Abstract

Impaired insulin-mediated glucose uptake characterizes cardiac muscle in humans and animals with insulin resistance and diabetes, despite preserved or enhanced phosphatidylinositol 3-kinase (PI3K) and the serine-threonine kinase, Akt-signaling, via mechanisms that are incompletely understood. One potential mechanism is PI3K- and Akt-mediated activation of mechanistic target of rapamycin (mTOR) and ribosomal protein S6 kinase (S6K), which may impair insulin-mediated activation of insulin receptor substrate (IRS)1/2 via inhibitory serine phosphorylation or proteasomal degradation.
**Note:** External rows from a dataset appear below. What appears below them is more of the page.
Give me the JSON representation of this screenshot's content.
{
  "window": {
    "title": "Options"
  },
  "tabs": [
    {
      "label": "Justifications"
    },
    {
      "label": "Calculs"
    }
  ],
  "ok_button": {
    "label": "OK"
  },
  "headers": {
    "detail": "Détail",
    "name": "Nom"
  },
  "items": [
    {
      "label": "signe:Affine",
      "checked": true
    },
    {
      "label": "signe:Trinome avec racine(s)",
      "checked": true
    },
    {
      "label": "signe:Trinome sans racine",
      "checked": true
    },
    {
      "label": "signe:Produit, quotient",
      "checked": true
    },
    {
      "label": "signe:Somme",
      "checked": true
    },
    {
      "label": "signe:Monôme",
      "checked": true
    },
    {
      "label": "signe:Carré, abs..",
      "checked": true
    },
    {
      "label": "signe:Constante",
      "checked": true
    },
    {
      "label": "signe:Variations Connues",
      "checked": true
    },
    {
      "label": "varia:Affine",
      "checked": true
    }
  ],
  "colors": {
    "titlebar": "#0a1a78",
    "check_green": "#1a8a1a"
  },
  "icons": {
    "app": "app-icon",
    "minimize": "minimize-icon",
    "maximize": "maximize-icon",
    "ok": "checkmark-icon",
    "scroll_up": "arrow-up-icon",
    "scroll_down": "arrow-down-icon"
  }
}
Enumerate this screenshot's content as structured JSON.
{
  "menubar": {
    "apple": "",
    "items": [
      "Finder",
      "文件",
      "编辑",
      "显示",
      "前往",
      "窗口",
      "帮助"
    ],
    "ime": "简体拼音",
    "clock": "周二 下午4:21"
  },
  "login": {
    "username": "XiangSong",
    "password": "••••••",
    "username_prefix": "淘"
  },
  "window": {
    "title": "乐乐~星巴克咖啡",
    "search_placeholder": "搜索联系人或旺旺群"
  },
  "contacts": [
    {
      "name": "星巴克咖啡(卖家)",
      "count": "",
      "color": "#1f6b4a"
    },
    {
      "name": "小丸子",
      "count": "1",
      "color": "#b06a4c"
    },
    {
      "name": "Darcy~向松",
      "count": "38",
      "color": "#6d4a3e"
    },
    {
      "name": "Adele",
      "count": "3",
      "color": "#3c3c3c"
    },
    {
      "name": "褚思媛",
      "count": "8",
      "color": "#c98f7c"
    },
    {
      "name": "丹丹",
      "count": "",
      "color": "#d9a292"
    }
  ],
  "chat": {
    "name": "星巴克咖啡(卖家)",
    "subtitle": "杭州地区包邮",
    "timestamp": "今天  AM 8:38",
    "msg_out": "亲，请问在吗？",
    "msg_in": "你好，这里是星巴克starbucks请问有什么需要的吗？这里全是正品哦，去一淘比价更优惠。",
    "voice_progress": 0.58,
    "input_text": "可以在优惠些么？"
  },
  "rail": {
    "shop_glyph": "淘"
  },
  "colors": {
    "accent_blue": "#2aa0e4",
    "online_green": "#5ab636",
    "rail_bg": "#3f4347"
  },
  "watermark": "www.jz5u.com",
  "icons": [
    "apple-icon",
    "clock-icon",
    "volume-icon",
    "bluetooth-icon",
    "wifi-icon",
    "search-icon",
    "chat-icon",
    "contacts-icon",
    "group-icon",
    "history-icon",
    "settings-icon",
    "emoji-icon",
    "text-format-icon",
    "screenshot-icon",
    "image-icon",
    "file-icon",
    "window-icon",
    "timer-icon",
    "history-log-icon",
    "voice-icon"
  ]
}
To gain mechanistic insights by which constitutive activation of PI3K or Akt may desensitize insulin-mediated glucose uptake in cardiomyocytes, we examined mice with cardiomyocyte-restricted, constitutive or inducible overexpression of a constitutively activated PI3K or a myristoylated Akt1 (myrAkt1) transgene that also expressed a myc-epitope-tagged glucose transporter type 4 protein (GLUT4). Although short-term activation of PI3K and myrAkt1 increased mTOR and S6 signaling, there was no impairment in insulin-mediated activation of IRS1/2. However, insulin-mediated glucose uptake was reduced by 50-80%. Although longer-term activation of Akt reduced IRS2 protein content via an mTORC1-mediated mechanism, treatment of transgenic mice with rapamycin failed to restore insulin-mediated glucose uptake, despite restoring IRS2. Transgenic activation of Akt and insulin-stimulation of myrAkt1 transgenic cardiomyocytes increased sarcolemmal insertion of myc-GLUT4 to levels equivalent to that observed in insulin-stimulated wild-type controls. Despite preserved GLUT4 translocation, glucose uptake was not elevated by the presence of constitutive activation of PI3K and Akt. Hexokinase II activity was preserved in myrAkt1 hearts. Thus, constitutive activation of PI3K and Akt in cardiomyocytes impairs GLUT4-mediated glucose uptake via mechanisms that impair the function of GLUT4 after its plasma-membrane insertion.